De notre correspondant
Paris,
10 mars 2025. Le ministre de l’éducation a présidé hier une réunion
stratégique sur l’avenir de l’enseignement supérieur français faisant suite à
des mises en garde alarmantes d’intellectuels parues dans la presse.
Depuis la fin des années 10 on a assisté à
un mouvement de rationalisation, de
« révolution culturelle », de l’enseignement supérieur sans
précédent : création des communautés d’université, suppression pure et simple des classes préparatoires suite à l’absorption des grandes écoles dans des consortiums d’université,
intégration des anciens IUT dans
les collèges universitaires comme filières réservées aux titulaires de bacs professionnels. Ce grand mouvement d’harmonisation a été mené, à
l’époque, pour lutter contre les inégalités et, parallèlement, rehausser le
niveau de nos universités.
Les filières sélectives ont été supprimées
pour lutter contre la reproduction sociale des élites.

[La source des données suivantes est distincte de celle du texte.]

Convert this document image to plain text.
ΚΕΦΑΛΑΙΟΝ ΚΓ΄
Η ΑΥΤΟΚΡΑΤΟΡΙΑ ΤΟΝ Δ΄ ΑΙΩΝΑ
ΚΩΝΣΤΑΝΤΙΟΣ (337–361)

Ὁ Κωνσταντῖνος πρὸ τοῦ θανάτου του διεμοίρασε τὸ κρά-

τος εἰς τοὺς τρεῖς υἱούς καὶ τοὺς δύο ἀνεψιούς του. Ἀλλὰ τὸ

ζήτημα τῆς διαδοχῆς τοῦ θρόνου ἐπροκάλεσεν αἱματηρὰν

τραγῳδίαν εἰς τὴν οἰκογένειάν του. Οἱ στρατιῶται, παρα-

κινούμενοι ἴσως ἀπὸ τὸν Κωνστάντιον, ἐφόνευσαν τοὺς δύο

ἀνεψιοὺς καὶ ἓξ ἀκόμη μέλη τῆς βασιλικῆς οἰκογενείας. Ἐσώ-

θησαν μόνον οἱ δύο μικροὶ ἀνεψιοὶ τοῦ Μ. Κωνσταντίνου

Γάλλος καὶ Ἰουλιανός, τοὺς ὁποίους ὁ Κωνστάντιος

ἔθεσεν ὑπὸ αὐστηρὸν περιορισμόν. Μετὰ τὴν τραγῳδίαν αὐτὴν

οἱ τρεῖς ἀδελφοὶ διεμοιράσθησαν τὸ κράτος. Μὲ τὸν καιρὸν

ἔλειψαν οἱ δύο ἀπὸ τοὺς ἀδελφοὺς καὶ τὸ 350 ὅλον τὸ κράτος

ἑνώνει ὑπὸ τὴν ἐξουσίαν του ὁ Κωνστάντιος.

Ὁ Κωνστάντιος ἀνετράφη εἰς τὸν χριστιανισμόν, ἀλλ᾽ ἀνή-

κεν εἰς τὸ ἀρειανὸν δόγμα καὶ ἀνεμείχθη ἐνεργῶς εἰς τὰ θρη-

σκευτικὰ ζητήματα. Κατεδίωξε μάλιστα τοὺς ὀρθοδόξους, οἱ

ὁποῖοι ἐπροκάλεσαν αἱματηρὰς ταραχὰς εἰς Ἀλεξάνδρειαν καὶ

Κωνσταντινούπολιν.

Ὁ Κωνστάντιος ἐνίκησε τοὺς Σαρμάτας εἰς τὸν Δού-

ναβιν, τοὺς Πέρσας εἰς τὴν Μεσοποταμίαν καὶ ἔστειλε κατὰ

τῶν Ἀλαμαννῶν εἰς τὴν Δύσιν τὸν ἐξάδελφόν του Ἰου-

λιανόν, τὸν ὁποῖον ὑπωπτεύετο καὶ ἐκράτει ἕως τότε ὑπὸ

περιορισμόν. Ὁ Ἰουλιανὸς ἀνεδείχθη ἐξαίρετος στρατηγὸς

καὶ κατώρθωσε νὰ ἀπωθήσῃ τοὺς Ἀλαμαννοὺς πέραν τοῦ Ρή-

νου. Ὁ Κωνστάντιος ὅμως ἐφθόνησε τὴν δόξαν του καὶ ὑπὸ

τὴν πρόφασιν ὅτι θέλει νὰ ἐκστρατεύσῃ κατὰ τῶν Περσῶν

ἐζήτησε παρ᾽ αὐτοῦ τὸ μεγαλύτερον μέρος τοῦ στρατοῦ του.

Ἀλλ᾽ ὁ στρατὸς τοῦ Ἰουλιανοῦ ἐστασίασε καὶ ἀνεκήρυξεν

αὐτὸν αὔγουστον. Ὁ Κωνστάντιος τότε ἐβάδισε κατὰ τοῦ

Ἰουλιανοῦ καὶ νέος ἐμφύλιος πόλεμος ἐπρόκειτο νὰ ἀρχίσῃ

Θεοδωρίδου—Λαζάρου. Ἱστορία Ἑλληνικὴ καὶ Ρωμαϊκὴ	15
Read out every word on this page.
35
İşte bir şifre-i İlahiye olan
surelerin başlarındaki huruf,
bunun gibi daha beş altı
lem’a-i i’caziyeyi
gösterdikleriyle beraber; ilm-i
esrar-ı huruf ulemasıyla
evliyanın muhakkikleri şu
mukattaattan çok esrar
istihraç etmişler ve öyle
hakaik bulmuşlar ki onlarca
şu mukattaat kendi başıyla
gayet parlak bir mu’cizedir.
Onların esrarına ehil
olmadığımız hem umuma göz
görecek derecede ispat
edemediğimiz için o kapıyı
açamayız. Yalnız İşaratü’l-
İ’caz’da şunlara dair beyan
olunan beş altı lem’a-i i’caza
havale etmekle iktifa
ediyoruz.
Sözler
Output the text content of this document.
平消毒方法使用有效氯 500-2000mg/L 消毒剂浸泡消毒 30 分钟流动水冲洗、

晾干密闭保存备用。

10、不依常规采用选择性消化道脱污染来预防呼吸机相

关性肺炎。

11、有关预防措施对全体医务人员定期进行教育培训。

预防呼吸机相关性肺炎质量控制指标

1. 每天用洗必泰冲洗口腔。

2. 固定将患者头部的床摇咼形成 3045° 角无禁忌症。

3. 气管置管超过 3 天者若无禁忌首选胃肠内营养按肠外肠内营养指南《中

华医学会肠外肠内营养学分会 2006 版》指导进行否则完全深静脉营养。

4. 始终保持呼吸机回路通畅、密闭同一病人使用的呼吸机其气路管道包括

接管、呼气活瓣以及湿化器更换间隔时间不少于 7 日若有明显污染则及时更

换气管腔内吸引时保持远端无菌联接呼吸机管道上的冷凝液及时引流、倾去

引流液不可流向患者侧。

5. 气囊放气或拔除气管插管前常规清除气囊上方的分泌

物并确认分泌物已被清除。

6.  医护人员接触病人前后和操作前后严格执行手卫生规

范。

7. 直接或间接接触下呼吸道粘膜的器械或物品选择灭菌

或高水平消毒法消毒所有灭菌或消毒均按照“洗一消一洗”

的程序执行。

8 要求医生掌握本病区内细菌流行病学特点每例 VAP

L’idée était simple : en finir avec un
système « à deux vitesses » prétendument responsable du blocage de
l’ascenseur social, réorienter les talents vers les carrières académiques et
industrielles et rendre nos
universités attractives. En
homogénéisant l’enseignement supérieur français, piloté de manière centralisée par un ministère qui se voulait
stratège, on imaginait qu’il pourrait rivaliser avec ses homologues prestigieux
de la scène internationale.
Curieusement, on est en train de vivre une
expérience qui ressemble largement plus à celle des pays en développement. Plusieurs
évolutions récentes sont inquiétantes. La disparition des filières sélectives,
décidée en 2014, a d’abord
provoqué la fuite de bon nombre
d’étudiants issus des « classes moyennes » et supérieures vers
les, excellentes, mais onéreuses,
universités de Suisse, du Royaume Uni, du Canada et des Etats Unis. Ensuite, à partir de 2018, des filiales
d’institutions prestigieuses se sont installées en France : le MIT a
racheté la partie Est du Campus de Saclay déserté, Caltech a monté une filiale
à Grenoble et Stanford est sur le point de s’installer à Sophia Antipolis. Même si ces
institutions proposent des systèmes de bourses et d’avances sur salaire,
financées par des fondations industrielles, cela ne concerne qu'un tout petit
nombre de jeunes qui n’ont pas les moyens de payer (cher) leurs études.
Parallèlement, un nombre non négligeable de talents français,
professeurs, chercheurs, mais aussi ingénieurs ou managers, maintenant assez largement formés à
l’étranger, n’ont aucun intérêt à rentrer en France où ils trouvent difficilement
des postes correspondant à leur niveau. Ironie du sort, la dernière médaille
Fields a été attribuée à un Français expatrié à l’issue de sa terminale au
Lycée Henri IV en 2014 !
L’Université Française vit, à une échelle
autrement plus grave, le même drame que l’enseignement secondaire : le
privé, d’ailleurs souvent excellent,
s’est engouffré sur la partie « solvable » du marché de
l’éducation. Le système public est
encore plus dans l’incapacité de faire fonctionner l’ascenseur social et
l’université publique française encore plus pauvre ! Le pourcentage
d’étudiants de l’université publique issus des milieux favorisés est
historiquement bas : la ségrégation sociale est à son apogée. Même si la
recherche tient encore le coup, elle commence à pâtir du vieillissement de ses
effectifs faute de pouvoir recruter des jeunes talents.
Les conclusions de la réunion sont restées
confidentielles. Selon certains, on s’achemine vers des solutions assez
radicales : taxation des familles envoyant leurs enfants à l’étranger, et
affirmation du monopole de l’université par interdiction des filiales
d’institutions étrangères, et plus généralement des institutions privées.